Google appears to have been testing the possibility of bringing its newest Material Design changes from Chrome to a wider user base via the Google search engine, based on a recent report from Optimising Senior SEO Specialist Brodie Clark. The test changes have been ongoing for some time with variable reach and scope beginning with familiar changes such as the rounding of the search bar and reduction of size to both the logo and top UI. In various instances that upper portion has also been made 'sticky' so that it doesn't scroll out of view, remaining easily accessible for continued searches. At the same time, the search giant has refined some design elements of the featured sections on its search engine results page. Shadows around many of those, including the right-hand sidebar or top stories sections, are reduced or removed altogether. The lines separating those into boxes have undergone similar changes, being either reduced or completely removed.
Product ads that appear when certain searches are performed have been made more prominent via a more efficient use of white space surrounding those and a switch to more squarely-shaped cards than the previously used vertical rectangle boxes. White space within those cards, including between text, prices, and other information, has been increased too. Call to actions ordinarily listed alongside some page elements where further action can be taken by the user have been flattened as well.
Background: The majority of the changes now spotted in the wider Google search UI seem to follow those that have already made an appearance on Android, Chrome OS, and in the Chrome browser. Those first began to be noticed in the Canary Channel of Chrome back in April as Google started working to bring consistency between its new design language for Android and its array of offerings, products, and services. The original Material Design language centered around the use of subtle shadows and rounded edges to create a poppy card-like feel. The second iteration of the UI continues that by rounding off any remaining sharp edges such as those found in the Chrome browser's Omnibox or the search box in the Android and iOS apps. It also seems to go further by flattening down the changes that have already been put in place, eliminating unnecessary shadows or dividing lines and reunifying the overall interface.

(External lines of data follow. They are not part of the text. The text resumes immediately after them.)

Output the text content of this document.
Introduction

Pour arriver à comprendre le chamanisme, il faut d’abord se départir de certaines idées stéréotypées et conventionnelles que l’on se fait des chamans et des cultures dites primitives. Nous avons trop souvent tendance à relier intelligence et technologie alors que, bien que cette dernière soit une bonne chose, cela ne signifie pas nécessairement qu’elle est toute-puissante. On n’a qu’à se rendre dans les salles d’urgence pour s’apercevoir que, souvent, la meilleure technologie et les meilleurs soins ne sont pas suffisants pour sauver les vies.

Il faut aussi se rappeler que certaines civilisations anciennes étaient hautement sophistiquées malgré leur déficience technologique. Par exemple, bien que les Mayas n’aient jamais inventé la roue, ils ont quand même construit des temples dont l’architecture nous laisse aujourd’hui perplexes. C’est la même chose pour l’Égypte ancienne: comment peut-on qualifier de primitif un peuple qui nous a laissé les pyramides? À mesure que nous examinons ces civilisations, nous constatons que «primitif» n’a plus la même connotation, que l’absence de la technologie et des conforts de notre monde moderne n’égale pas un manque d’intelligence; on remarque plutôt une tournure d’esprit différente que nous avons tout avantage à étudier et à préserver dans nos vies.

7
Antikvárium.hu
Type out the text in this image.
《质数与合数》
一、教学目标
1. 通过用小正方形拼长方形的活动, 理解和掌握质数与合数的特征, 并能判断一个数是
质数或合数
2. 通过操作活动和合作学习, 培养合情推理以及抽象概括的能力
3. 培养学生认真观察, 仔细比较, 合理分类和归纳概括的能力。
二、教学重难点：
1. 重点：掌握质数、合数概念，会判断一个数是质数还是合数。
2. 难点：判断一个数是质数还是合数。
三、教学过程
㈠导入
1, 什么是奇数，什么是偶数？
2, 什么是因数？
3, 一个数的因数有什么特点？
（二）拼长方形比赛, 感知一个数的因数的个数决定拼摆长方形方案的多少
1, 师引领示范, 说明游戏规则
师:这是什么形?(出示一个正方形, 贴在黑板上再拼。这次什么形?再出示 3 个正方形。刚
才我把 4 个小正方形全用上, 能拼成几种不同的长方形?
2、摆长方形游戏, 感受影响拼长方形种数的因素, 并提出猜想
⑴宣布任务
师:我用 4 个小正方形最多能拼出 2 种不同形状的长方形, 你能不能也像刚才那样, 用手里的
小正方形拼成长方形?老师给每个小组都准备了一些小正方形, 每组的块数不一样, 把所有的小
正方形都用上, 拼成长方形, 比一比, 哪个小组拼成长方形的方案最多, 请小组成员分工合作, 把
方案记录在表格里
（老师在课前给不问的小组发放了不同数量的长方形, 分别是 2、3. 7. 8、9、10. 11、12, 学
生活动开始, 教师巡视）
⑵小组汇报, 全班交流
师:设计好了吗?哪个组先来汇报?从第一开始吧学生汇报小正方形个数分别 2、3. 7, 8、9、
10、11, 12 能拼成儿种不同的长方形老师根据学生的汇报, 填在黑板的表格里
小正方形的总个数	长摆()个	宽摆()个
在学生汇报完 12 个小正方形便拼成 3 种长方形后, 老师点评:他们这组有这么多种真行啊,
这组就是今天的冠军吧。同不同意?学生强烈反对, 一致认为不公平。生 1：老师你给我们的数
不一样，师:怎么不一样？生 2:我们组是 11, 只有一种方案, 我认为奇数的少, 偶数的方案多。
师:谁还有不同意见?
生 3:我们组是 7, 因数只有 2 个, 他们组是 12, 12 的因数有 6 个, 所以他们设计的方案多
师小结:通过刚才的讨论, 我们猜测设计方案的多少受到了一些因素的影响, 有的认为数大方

Impact: The differences between the way Google has implemented the new Material Design for mobile and Chrome and how it is implementing changes for desktop serve to highlight just how early in development the new UI is. For clarity, not every Chrome OS gadget or Android device has seen all of these changes arrive yet and there are still some applications that haven't quite been switched to the new standard either. The changes that have been put in place aren't necessarily identical across every platform. Specifically, there have seemed to be a lot of ongoing tests that aren't seeing a wider rollout and which vary significantly in design. Some consistency is present and obvious effort has been made to keep it that way but it also seems as though Google is just beginning to pull all of those efforts together.